Correlato dessa onipresença, então, é a função transformadora do som. No Kalevala,
o som articulado pelos agentes altera as dimensões das pessoas e das coisas:
a - acentua cores pré-existentes;
b - aumenta ou diminui o volume de um objeto;
c - funde objetos, criaturas ou eventos diversos;
d - destrói ou reconstrói pessoas e coisas;
e - efetiva a plasticidade da matéria.
Sendo o performer narrativo, o músico-poeta o articulado do Kalevala, ao apresentar
um cosmo audiofocal em contínuo jogo de transformações, ele acaba por demonstrar
os poderes mágicos em ação no mundo, aproximando-se assim da figura do Xamã.

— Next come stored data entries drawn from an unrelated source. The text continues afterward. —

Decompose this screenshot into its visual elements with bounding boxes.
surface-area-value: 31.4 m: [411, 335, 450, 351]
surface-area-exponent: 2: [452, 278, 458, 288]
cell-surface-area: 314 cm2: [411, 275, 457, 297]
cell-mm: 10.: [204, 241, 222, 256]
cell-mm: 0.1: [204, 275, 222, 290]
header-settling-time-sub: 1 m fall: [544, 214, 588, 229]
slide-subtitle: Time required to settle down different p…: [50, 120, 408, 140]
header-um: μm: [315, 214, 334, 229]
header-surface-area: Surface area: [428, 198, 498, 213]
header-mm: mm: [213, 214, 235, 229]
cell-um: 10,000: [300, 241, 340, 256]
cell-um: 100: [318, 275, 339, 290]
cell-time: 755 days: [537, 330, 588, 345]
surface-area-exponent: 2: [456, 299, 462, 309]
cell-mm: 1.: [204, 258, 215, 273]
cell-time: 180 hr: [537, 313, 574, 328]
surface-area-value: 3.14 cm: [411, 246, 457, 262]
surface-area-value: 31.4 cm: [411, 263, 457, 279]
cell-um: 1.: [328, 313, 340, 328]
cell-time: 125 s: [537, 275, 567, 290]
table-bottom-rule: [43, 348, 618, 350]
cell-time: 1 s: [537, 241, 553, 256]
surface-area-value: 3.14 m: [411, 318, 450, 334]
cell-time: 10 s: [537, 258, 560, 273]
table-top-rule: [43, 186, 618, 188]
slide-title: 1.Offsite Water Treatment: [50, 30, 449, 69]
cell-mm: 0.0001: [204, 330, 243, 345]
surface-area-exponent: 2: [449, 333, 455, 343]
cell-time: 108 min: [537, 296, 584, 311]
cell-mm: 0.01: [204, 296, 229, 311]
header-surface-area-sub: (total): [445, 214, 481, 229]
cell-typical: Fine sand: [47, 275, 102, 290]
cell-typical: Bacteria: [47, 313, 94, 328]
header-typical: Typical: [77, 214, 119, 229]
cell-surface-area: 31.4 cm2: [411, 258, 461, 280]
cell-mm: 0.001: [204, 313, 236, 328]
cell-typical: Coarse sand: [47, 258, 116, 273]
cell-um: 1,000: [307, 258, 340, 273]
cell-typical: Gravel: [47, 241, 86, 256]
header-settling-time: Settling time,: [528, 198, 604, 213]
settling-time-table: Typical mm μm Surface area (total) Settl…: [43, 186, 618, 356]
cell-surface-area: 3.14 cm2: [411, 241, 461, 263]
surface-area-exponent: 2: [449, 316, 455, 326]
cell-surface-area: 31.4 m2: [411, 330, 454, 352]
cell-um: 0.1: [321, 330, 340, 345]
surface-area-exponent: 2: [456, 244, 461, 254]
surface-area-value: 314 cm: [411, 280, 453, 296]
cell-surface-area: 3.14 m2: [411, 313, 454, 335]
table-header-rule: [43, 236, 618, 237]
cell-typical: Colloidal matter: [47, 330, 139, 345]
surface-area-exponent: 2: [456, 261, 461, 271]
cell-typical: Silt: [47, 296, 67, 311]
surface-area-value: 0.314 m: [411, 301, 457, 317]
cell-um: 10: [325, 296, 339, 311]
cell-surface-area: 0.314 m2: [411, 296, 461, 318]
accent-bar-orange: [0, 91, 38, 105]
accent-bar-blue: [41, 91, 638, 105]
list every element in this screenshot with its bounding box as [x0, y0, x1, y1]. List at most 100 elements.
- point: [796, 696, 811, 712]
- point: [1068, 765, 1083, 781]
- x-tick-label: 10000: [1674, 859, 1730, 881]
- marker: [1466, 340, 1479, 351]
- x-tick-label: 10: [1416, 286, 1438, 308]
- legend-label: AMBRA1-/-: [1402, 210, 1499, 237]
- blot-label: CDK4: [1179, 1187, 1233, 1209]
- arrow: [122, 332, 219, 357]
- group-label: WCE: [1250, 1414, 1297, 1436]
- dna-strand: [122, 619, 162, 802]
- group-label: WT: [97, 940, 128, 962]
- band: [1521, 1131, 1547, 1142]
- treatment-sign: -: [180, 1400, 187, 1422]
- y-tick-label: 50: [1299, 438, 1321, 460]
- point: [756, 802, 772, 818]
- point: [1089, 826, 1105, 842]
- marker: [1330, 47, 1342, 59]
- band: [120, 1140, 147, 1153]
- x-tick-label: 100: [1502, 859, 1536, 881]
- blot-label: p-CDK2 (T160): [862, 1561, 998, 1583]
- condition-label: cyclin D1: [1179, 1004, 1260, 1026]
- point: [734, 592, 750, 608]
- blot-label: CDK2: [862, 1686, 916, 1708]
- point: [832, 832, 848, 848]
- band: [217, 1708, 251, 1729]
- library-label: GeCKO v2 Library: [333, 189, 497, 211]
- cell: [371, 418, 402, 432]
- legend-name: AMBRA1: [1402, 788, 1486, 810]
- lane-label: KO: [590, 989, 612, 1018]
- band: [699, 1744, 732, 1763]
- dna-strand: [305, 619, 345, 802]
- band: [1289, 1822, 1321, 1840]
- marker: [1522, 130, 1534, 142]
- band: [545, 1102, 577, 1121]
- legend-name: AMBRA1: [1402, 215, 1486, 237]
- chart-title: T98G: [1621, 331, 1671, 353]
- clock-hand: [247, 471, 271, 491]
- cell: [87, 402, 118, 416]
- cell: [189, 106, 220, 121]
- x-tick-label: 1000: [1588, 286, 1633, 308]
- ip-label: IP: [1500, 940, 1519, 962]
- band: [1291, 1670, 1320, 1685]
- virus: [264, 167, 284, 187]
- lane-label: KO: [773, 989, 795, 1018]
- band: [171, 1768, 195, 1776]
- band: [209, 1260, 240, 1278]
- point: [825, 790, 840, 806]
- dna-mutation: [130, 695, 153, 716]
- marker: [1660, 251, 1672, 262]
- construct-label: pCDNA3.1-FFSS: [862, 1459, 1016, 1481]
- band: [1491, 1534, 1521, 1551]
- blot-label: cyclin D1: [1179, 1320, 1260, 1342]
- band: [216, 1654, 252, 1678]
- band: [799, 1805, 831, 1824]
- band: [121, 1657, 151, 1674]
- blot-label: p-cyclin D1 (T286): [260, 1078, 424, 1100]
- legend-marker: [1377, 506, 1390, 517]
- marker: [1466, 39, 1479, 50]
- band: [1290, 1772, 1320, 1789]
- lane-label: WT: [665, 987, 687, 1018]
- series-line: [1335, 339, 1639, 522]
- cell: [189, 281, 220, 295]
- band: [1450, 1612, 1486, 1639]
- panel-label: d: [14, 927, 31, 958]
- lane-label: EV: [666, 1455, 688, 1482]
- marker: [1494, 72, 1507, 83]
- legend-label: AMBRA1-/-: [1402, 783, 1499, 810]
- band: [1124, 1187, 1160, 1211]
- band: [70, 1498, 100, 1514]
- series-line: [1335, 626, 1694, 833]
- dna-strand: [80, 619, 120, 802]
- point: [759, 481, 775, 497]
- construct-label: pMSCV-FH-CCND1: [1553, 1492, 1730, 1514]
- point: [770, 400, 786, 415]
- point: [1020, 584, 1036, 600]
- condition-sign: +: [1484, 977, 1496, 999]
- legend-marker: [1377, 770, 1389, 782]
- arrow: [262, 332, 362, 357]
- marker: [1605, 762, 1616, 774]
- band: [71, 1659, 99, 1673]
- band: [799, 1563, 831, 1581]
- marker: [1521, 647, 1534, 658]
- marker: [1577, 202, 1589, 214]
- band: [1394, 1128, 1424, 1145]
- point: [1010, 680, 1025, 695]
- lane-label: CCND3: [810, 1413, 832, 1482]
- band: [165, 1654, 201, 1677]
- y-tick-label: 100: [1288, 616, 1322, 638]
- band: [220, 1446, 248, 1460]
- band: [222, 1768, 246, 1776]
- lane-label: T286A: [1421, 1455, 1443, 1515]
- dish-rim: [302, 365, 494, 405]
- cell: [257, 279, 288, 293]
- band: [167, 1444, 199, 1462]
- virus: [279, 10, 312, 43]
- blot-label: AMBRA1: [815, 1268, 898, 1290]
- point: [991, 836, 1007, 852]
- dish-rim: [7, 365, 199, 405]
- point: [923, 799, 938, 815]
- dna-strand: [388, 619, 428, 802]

O artista como xamã, o artista ocupando as funções que o xamã executa em sua
performance – eis o que atraiu Kandinsky na busca de sua identidade estética. Como
um xamã, o artista reivindica para si
a - atos cosmogônicos;
b - planos de realidade diversos (multidimensionalidade);
c - a musicalidade como eixo das transformações materiais;
d - a regeneração cósmica, o canto sem fim;
e - rapsódias, experiência cumulativas reunidas pela canção, a memória da raça;
Sendo a obra do xamã tanto a regeneração do mundo quando de si mesmo por seu
canto, para Kandinsky esse foi uma lema que viabilizou uma carreira marcada por
transformações em diálogo com sua tradição, com sua ‘velha Rússia’.